Première partie RACONTER
La motivation Une question qui n’est presque jamais posée, et dont la réponse ne va pourtant pas de soi : pourquoi voulez-vous écrire un scénario ? Êtes-vous conscients de la spécificité de cette écriture ? Êtes-vous assurés que votre amour-propre d’auteur trouvera son compte dans cette entreprise collective où les autres participants (réalisateur, producteur, parfois comédiens) ont tous leur mot à dire ? Votre projet implique-t-il forcément une concrétisation visuelle, obtenue par le jeu des acteurs, le choix des images, le rôle des instruments de captation ? L’attrait du cinéma, de la télévision, voire de la bande dessinée ou de la vidéo, est-il suffisamment fort pour vous faire passer sur tous les obstacles liés, non pas seulement à l’écriture, à la création, mais au simple fait que vous n’êtes pas seul maître à bord, seul auteur de l’œuvre finale, seule subjectivité prise en compte ? Que vous n’êtes qu’un rouage d’une machine complexe ?
Il faut aimer les interventions extérieures, les remises en cause, les dérives du projet initial, pour vouloir être scénariste.
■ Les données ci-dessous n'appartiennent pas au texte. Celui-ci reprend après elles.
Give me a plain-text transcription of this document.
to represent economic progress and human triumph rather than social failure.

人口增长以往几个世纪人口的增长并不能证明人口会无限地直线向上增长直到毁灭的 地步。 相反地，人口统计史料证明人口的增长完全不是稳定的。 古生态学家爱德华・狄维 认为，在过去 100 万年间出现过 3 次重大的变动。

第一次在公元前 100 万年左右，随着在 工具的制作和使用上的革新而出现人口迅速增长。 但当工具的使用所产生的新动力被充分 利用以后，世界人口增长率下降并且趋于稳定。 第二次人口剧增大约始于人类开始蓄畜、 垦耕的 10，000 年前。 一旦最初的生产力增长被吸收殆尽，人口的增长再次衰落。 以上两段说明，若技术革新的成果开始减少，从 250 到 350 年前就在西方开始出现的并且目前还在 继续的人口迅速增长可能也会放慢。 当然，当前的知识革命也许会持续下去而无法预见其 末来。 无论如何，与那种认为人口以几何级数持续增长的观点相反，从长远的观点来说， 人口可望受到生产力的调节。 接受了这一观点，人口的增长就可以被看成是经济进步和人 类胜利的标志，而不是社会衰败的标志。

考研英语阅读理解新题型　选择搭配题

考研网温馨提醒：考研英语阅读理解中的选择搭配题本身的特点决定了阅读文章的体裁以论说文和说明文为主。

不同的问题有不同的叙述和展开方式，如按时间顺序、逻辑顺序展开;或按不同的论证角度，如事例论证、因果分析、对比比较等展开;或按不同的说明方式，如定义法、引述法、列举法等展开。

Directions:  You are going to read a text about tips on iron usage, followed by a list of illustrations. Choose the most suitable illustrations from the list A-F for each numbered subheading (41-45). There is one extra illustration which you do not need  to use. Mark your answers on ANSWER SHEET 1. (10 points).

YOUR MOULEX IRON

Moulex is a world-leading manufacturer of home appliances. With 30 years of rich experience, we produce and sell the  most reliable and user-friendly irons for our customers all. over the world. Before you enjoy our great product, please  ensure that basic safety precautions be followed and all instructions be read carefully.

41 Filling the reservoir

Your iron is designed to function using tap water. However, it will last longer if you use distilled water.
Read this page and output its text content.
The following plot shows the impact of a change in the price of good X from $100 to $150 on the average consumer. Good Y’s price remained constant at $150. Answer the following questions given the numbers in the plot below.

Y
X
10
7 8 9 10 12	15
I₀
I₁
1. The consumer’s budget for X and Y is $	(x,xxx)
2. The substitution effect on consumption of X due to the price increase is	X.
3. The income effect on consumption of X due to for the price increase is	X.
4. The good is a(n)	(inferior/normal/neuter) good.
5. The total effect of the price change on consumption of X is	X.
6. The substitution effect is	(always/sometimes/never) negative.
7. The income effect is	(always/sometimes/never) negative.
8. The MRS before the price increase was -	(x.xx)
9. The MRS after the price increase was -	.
Sans quoi, mieux vaudrait sans doute écrire un roman : dans ce cas vous n’aurez qu’un interlocuteur direct, l’éditeur. Il prendra ou ne prendra pas votre manuscrit. Mais il ne se mêlera pas de vous le faire repenser et réécrire vingt fois. Et vos personnages ne vous demanderont pas de modifier leurs répliques… La question de savoir si on veut écrire un scénario et non un roman n’est pas du tout théorique ou oiseuse. Combien de candidats scénaristes sont des romanciers en herbe fourvoyés. Il faut donc que dès le début, vous soyez conscients de la portée de votre écriture et de ses implications. Dans le cas d’un scénario de long métrage, vous vous lancez dans une entreprise qui peut durer un an ou davantage. Vous y engagez votre temps, votre conscience, et la maîtrise de votre projet. Vous aurez à défendre, argumenter, modifier, sacrifier vos plus belles trouvailles. Le but de ce livre n’est pas de faire passer un test, ni de décourager les vocations : mais l’écriture effective et efficace d’un scénario doit reposer sur une nécessité forte et non sur un malentendu.
Qu’est-ce qu’un récit ? Un récit n’est pas une simple histoire. Un récit est une histoire organisée et menée à bien. Dans un récit, il y a autre chose que les matériaux bruts et pêle-mêle d’une histoire : il y a en outre tous les élé-
ments de construction, de direction, d’enchaînement des faits et de résolution. Il n’y a place ni pour le flou (tout doit être perceptible), ni pour les coïncidences (tout doit être cohérent ou préparé). Le terme intrigue s’impose lorsque tous les éléments ont trouvé leur juste place, sans séquences inutiles, sans aucune perte d’énergie ou de sens ; lorsque le récit est parfaitement structuré.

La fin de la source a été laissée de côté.